Don't Kiss the Messenger (Edgelake High School, #1)(60)
I kept talking. “We spend New Year’s Eve at my uncle’s farm. He plows his driveway into a sledding hill. He has an old army jeep, and he pulls us back up the hill. We just sled all night long. He makes a huge bonfire in his backyard. It gets so big, he throws entire trees in the fire.”
“Sounds perfect,” he said.
“It used to be,” I said before I caught myself.
“What do you mean?”
I paused for a second. It was easy to talk behind the safety of a screen, where I could be anonymous. But here, in his presence, I had to factor in the white noise of his movements. His presence. His hands a few inches from mine on the counter.
“Things changed after the accident,” I said. “My mom—she’s become more like a boss that checks in about classes and schedules and finances. I hardly ever go home anymore. It’s gotten easier to stay away.”
I felt terrible complaining about my mom, who was alive. Who was still there for me in the ways that she could be.
“I’m sorry,” I said.
He waved his hand through the air. “I get it. There were plenty of things that annoyed me about my dad. He was a slob. He would pour cups of coffee and forget where he’d set them, so he’d pour more. We had dirty mugs all over our house. It smelled like a coffee shop.”
“That doesn’t sound so bad,” I argued.
He leaned closer to me. “There were piles of laundry everywhere. We never folded clothes. We just pulled out whatever was clean. You would have hated it.”
“Okay, that is definitely my nightmare,” I said.
He smiled. It mirrored my expression. There we were, inches away from each other, swapping smiles. It was more intimate than words.
“But now I only remember the good things about him. Or, I only focus on them. I feel like a lot of the bad memories get sorted through a filter. Why hang on to those anyway? They just pull you down.”
I nodded. I guess I had trained my brain to look for all the ways that my mom and I were slipping, instead of looking for the loose threads that were still holding us together. It was easier to dwell on all the ways that people let you down, instead of focusing on all the little things that they did right.
I looked down at the counter. Our food was gone. I was waiting for Emmett to make a move to get up. I hated that I didn’t want it to end, that I wanted to sit at the window all night and watch the snow fall and the cars push through waves of slushy, melting snow.
“We should probably get going,” I said. I scooted my stool back, but Emmett didn’t make a move to get up.
He cleared his throat. “Listen, I would just like to personally apologize for Tucker, since he’s too big of a coward to do it himself.”
“You don’t have to do that,” I said and gulped down the rest of my Coke, a little embarrassed.
“And just for the record, you’re a ten. All around. Alright? Sorry he can’t get that.”
This was too much. I looked over at him. “What is this? The repair CeCe’s self-esteem initiative?”
He didn’t crack a smile. It was unnerving, the sincerity on his face. I had to look away.
“I got it, Emmett,” I said.
“Do you?” he pressed. I felt his eyes on me, staring too long. Why didn’t he look away?
“Would you drop it?” I glared at him. Why did he care so much?
He rested one arm on the counter.
“You know, I think you make your scar a bigger deal than it is,” he said.
I tightened my lips. Fuck. He had to go there. People had said this line to me but the words were trite and meaningless because no one truly understood. I always shot back the same reply.
My eyes locked on his. “You don’t know,” I told him.
He wouldn’t back down. His eyes stayed on mine.
“I’ve played football my whole life. I’ve seen more injuries than I can count. It’s not that big of a deal.”
I smirked and looked down at my plate. “You’re not a girl.”
He took a drink of his soda and shook his head. “Don’t give me that quasi gender bullshit. We all have the same feelings.”

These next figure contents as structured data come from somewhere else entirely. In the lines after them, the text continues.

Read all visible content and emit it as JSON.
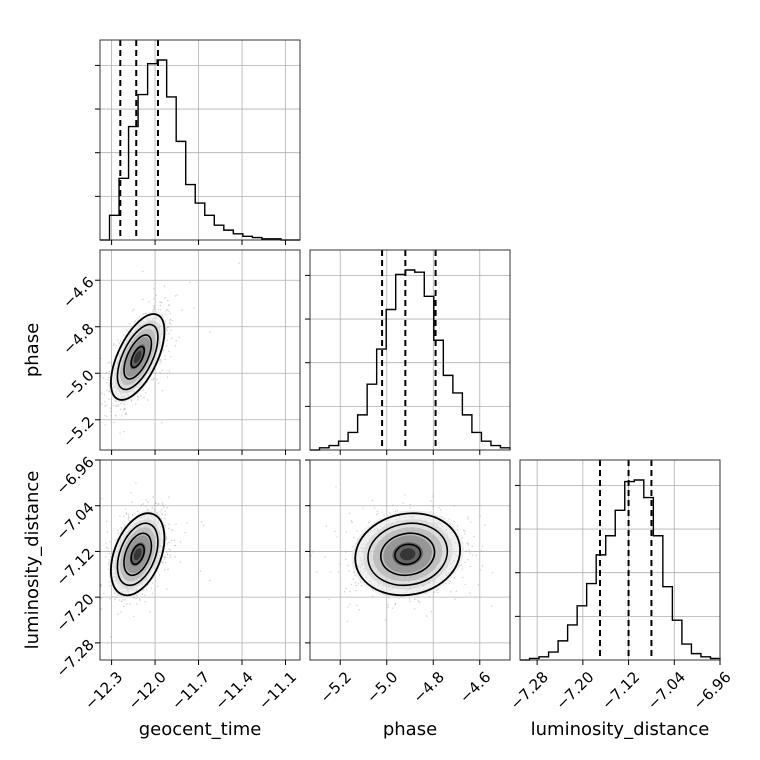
{
  "chart_data": {
    "type": "corner",
    "parameters": [
      "geocent_time",
      "phase",
      "luminosity_distance"
    ],
    "axis_titles": {
      "x": [
        "geocent_time",
        "phase",
        "luminosity_distance"
      ],
      "y": [
        "phase",
        "luminosity_distance"
      ]
    },
    "ranges": {
      "geocent_time": [
        -12.38,
        -11.0
      ],
      "phase": [
        -5.33,
        -4.47
      ],
      "luminosity_distance": [
        -7.31,
        -6.96
      ]
    },
    "ticks": {
      "geocent_time": {
        "values": [
          -12.3,
          -12.0,
          -11.7,
          -11.4,
          -11.1
        ],
        "labels": [
          "−12.3",
          "−12.0",
          "−11.7",
          "−11.4",
          "−11.1"
        ]
      },
      "phase": {
        "values": [
          -5.2,
          -5.0,
          -4.8,
          -4.6
        ],
        "labels": [
          "−5.2",
          "−5.0",
          "−4.8",
          "−4.6"
        ]
      },
      "luminosity_distance": {
        "values": [
          -7.28,
          -7.2,
          -7.12,
          -7.04,
          -6.96
        ],
        "labels": [
          "−7.28",
          "−7.20",
          "−7.12",
          "−7.04",
          "−6.96"
        ]
      }
    },
    "quantiles": {
      "geocent_time": [
        -12.24,
        -12.13,
        -11.98
      ],
      "phase": [
        -5.02,
        -4.92,
        -4.79
      ],
      "luminosity_distance": [
        -7.17,
        -7.12,
        -7.08
      ]
    },
    "histograms": {
      "geocent_time": {
        "range": [
          -12.38,
          -11.0
        ],
        "counts": [
          0,
          20,
          50,
          92,
          118,
          143,
          146,
          116,
          80,
          45,
          30,
          20,
          12,
          8,
          5,
          3,
          2,
          1,
          1,
          0,
          0
        ]
      },
      "phase": {
        "range": [
          -5.33,
          -4.47
        ],
        "counts": [
          0,
          1,
          2,
          4,
          8,
          16,
          30,
          46,
          64,
          80,
          82,
          81,
          70,
          50,
          34,
          26,
          16,
          8,
          4,
          2,
          1
        ]
      },
      "luminosity_distance": {
        "range": [
          -7.31,
          -6.96
        ],
        "counts": [
          0,
          1,
          2,
          5,
          12,
          22,
          34,
          48,
          66,
          78,
          94,
          112,
          113,
          102,
          78,
          46,
          25,
          10,
          4,
          2,
          1
        ]
      }
    },
    "pairs": [
      {
        "x": "geocent_time",
        "y": "phase",
        "mean": [
          -12.12,
          -4.93
        ],
        "sd": [
          0.09,
          0.09
        ],
        "corr": 0.6
      },
      {
        "x": "geocent_time",
        "y": "luminosity_distance",
        "mean": [
          -12.12,
          -7.125
        ],
        "sd": [
          0.09,
          0.035
        ],
        "corr": 0.4
      },
      {
        "x": "phase",
        "y": "luminosity_distance",
        "mean": [
          -4.91,
          -7.125
        ],
        "sd": [
          0.11,
          0.035
        ],
        "corr": 0.1
      }
    ],
    "grid": true,
    "line_color": "#000000",
    "point_color": "#8a8a8a",
    "grid_color": "#b0b0b0"
  }
}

I looked at Emmett and laughed. No one had ever pulled a laugh out of me during this conversation. Most people dropped the conversation at this point.

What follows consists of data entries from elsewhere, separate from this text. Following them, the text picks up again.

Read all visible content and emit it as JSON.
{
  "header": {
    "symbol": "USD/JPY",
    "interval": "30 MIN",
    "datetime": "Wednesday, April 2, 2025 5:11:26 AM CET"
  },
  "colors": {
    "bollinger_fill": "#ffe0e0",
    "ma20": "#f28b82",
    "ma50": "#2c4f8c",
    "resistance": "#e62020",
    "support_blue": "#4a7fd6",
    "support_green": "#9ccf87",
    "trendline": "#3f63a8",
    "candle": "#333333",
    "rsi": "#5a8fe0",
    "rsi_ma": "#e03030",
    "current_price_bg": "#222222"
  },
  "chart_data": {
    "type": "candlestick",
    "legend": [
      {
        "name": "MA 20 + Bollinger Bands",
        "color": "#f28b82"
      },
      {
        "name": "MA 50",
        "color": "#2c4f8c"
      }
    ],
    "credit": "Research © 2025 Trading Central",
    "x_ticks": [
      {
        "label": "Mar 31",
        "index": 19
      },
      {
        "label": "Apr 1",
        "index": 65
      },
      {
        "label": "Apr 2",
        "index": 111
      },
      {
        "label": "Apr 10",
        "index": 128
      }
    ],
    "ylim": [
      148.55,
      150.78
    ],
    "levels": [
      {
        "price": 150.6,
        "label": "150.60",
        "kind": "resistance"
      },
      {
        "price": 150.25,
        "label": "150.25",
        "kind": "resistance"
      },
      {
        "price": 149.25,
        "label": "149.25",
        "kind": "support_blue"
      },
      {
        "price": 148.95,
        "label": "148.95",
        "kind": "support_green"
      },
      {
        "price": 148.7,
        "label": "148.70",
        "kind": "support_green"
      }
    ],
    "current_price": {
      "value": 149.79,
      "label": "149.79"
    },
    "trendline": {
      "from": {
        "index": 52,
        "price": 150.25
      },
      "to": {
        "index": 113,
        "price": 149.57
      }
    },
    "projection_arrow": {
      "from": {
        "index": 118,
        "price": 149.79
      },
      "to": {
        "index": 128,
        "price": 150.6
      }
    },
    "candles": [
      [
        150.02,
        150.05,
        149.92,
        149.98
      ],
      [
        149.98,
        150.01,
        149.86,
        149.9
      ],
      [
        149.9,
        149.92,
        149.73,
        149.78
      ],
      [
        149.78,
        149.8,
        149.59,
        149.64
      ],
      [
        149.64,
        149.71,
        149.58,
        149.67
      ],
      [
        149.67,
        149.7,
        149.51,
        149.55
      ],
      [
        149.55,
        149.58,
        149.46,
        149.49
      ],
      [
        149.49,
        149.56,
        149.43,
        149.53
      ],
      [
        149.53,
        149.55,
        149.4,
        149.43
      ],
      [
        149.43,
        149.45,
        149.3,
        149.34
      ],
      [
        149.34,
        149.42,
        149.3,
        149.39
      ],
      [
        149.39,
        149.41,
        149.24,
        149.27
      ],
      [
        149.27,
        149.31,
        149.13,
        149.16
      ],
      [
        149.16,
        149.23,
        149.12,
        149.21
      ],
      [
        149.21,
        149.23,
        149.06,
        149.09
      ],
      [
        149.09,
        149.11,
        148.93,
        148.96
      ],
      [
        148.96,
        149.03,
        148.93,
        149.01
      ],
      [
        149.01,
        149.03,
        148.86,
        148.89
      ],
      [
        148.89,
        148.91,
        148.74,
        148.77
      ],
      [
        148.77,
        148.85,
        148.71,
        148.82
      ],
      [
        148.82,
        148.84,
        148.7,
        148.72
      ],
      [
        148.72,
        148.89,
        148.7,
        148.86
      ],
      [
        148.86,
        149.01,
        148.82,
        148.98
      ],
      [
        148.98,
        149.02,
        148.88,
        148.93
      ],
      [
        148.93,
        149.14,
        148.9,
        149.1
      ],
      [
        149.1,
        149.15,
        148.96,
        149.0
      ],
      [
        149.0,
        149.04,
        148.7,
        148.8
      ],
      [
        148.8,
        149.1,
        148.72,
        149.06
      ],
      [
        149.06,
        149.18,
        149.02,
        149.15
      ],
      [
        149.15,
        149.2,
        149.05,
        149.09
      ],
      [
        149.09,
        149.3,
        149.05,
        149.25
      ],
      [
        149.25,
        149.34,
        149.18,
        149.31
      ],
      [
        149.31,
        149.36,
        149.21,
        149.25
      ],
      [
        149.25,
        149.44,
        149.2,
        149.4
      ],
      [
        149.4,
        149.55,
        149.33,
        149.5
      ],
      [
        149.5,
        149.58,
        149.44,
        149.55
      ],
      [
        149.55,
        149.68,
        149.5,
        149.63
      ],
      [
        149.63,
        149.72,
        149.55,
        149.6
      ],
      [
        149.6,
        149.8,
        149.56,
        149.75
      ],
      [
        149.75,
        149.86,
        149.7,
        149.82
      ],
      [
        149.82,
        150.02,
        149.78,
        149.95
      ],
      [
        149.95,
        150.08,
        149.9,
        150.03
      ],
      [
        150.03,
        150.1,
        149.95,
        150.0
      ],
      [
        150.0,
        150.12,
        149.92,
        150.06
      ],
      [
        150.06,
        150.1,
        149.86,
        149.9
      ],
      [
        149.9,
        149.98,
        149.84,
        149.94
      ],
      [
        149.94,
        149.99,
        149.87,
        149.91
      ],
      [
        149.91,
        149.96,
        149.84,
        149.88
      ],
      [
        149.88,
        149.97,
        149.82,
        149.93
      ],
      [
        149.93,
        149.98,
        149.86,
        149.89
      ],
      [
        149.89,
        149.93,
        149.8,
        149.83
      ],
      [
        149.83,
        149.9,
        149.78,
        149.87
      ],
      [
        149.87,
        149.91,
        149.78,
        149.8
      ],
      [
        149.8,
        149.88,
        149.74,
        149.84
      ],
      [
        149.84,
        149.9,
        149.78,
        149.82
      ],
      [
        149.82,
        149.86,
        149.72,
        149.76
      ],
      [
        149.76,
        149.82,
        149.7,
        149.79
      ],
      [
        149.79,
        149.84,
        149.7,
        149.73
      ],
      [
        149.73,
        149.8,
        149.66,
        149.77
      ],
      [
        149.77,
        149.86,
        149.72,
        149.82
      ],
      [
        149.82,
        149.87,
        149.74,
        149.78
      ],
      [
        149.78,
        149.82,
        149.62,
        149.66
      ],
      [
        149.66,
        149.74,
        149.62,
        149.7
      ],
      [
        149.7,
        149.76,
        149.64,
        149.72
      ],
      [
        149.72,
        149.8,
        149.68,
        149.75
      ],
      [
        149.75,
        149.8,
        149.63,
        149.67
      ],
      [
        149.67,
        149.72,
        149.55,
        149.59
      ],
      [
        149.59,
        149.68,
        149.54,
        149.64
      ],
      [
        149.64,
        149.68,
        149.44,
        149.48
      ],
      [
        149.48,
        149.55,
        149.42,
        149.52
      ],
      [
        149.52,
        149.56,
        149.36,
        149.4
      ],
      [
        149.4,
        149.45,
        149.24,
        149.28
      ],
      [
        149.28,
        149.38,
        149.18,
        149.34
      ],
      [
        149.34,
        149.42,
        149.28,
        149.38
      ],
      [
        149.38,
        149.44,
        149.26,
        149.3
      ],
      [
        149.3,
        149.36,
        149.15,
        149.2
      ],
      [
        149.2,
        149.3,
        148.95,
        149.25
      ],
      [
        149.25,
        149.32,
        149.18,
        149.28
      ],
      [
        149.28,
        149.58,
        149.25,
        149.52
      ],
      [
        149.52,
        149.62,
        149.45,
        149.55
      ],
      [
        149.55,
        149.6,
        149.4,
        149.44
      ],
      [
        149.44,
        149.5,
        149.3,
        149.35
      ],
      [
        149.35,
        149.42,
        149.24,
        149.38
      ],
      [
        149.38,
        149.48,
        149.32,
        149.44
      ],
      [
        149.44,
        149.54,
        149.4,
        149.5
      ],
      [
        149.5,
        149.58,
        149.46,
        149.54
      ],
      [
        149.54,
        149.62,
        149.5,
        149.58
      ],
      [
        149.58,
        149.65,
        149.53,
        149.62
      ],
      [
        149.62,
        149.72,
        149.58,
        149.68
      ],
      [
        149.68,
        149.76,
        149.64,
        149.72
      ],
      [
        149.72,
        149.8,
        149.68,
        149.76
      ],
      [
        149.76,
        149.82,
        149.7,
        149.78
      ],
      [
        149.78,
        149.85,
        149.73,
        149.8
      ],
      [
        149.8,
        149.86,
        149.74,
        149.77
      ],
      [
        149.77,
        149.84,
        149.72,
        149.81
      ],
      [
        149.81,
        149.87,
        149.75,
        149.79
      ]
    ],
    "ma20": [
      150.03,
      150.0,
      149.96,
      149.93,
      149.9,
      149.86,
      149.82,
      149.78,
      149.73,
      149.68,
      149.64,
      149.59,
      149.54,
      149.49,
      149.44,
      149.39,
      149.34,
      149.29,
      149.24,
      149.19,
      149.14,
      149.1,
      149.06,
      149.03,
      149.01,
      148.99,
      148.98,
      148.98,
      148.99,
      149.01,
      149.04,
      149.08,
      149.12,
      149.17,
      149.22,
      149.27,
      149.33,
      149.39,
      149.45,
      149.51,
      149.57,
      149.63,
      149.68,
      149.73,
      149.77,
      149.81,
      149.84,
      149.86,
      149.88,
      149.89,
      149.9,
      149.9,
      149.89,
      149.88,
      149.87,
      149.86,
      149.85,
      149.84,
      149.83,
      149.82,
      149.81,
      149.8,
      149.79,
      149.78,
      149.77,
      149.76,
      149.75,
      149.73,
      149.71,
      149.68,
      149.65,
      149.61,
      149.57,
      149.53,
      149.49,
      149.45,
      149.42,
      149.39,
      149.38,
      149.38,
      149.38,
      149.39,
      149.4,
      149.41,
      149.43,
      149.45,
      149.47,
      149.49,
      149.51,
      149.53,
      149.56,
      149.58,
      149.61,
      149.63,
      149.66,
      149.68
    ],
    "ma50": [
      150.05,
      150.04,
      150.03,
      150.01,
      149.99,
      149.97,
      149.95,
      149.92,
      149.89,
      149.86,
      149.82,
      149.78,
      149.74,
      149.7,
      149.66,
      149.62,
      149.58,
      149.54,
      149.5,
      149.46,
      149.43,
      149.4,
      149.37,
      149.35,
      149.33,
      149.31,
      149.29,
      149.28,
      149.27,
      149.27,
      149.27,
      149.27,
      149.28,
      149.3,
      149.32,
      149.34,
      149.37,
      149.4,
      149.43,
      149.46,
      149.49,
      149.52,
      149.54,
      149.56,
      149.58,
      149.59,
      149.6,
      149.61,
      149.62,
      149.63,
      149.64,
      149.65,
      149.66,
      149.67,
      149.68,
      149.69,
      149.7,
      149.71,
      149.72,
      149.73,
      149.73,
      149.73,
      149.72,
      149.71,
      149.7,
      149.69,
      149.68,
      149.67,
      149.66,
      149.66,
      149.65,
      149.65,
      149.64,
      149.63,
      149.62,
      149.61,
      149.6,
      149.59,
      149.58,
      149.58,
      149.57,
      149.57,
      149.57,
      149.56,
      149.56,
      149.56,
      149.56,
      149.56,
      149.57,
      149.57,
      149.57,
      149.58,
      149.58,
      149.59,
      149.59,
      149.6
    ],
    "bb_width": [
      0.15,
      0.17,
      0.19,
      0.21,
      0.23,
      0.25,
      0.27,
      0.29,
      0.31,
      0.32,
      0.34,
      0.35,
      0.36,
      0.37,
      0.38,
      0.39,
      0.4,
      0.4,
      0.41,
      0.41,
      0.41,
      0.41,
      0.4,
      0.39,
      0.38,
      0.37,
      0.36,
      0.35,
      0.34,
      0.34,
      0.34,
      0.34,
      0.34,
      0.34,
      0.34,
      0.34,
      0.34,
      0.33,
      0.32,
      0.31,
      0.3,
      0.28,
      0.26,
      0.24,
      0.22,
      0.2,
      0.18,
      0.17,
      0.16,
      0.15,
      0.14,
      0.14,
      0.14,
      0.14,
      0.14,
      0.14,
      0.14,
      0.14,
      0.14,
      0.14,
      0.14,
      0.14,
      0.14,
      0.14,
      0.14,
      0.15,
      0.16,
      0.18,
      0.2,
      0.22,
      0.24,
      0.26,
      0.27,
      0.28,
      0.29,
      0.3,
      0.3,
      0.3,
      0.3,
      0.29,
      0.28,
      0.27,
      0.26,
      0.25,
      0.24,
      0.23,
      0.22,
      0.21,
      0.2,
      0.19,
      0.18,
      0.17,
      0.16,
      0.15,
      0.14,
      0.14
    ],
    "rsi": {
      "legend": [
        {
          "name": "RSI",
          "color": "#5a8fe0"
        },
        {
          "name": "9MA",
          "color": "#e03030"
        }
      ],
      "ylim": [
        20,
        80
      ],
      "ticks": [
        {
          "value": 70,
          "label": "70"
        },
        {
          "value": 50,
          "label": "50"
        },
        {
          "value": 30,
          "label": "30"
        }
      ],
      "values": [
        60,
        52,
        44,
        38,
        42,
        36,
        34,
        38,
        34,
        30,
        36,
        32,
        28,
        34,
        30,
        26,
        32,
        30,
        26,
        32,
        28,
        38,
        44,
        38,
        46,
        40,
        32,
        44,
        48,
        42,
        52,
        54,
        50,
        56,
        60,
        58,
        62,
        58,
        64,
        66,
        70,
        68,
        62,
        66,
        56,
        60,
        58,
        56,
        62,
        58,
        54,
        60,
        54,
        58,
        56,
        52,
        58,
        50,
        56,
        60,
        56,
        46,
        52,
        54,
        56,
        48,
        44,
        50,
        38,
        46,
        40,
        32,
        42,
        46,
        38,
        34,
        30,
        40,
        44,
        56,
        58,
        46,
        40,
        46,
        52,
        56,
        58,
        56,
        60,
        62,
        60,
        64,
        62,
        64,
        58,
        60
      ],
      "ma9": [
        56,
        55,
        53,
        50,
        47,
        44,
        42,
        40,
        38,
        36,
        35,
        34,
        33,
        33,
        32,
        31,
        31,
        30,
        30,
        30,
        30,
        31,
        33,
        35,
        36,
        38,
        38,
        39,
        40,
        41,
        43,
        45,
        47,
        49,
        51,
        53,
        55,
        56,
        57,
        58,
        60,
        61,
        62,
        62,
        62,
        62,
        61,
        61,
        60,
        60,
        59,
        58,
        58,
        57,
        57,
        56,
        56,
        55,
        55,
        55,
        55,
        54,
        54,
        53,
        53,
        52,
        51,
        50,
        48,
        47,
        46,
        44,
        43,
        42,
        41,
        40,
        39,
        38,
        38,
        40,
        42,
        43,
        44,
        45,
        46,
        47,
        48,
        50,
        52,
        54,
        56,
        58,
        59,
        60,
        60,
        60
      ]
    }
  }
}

“Does the spicy curry make you this opinionated?”
“I’m a sensitive artist, remember?” He smiled.
I felt like we were flirting. Shit. Was this flirting? It felt more real than that, more sincere. I tapped my foot restlessly against the floor and looked away.
He set down his soda. “Listen, my grandpa was a firefighter. He was burned across half of his face when he was young. The scars never went away. But no one treated him any differently. People were just happy he was alive. He was still the same guy, he was still hilarious. Still married to an amazing woman.”
“How old was he when it happened?” I asked.
Emmett leaned his head back and thought about it. “I don’t know, late twenties?”
“Was he already married?”
Emmett nodded.
“Well, this happened when I was ten. Okay? It’s different.”
“Maybe not everyone sees it the way you do,” Emmett said. “That’s all I’m saying.”